An elevated PVR is the defining characteristic used to diagnose Pulmonary Arterial Hypertension (PAH), a condition characterized by high blood pressure in the arteries of the lungs. When resistance consistently exceeds the 3 Wood unit threshold, pulmonary hypertension is diagnosed, provided the mean pulmonary artery pressure is also elevated. This increased resistance is caused by the progressive narrowing, stiffening, or obstruction of the small pulmonary arterioles.
The physiological consequence of a high PVR is an increased workload on the right ventricle of the heart. The right ventricle must overcome this greater opposition to maintain adequate blood flow. Over an extended period, this sustained effort can lead to compensatory thickening and enlargement of the right ventricular muscle, known as hypertrophy. Eventually, the muscle may become overwhelmed and dilate, causing the right ventricle to weaken and fail.

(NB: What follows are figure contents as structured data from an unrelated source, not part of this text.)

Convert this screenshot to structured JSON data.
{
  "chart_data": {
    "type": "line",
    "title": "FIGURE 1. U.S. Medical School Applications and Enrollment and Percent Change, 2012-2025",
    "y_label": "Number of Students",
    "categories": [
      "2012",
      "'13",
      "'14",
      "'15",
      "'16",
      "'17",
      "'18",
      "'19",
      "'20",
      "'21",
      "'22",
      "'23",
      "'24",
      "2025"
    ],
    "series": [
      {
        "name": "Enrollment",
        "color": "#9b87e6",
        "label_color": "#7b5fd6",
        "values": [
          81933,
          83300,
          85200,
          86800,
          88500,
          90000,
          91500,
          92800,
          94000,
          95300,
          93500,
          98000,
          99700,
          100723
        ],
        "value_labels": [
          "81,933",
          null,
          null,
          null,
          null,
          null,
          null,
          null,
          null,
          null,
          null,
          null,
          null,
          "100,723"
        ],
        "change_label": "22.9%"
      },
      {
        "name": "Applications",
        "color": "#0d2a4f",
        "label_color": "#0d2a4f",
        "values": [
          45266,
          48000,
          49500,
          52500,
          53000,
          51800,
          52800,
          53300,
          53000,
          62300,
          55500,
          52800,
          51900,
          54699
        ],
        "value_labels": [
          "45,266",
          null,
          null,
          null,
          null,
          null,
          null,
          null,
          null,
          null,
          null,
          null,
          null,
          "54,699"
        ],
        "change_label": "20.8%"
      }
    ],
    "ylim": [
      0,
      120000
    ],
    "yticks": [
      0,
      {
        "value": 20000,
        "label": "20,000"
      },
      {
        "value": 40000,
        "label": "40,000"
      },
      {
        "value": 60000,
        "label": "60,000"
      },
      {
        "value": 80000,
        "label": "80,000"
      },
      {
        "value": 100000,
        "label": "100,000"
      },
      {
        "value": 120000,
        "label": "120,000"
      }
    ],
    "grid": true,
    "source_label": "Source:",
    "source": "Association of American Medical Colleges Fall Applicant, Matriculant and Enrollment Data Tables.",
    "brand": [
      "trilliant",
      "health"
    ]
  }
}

Physicians use the PVR value for initial diagnosis, to classify disease severity, and to monitor therapy effectiveness. Tracking changes in PVR over time helps determine the success of medications designed to relax the pulmonary vessels and reduce impedance. A reduction in PVR following treatment suggests a positive response, while a persistently high or rising value indicates the disease is advancing or requires a different approach.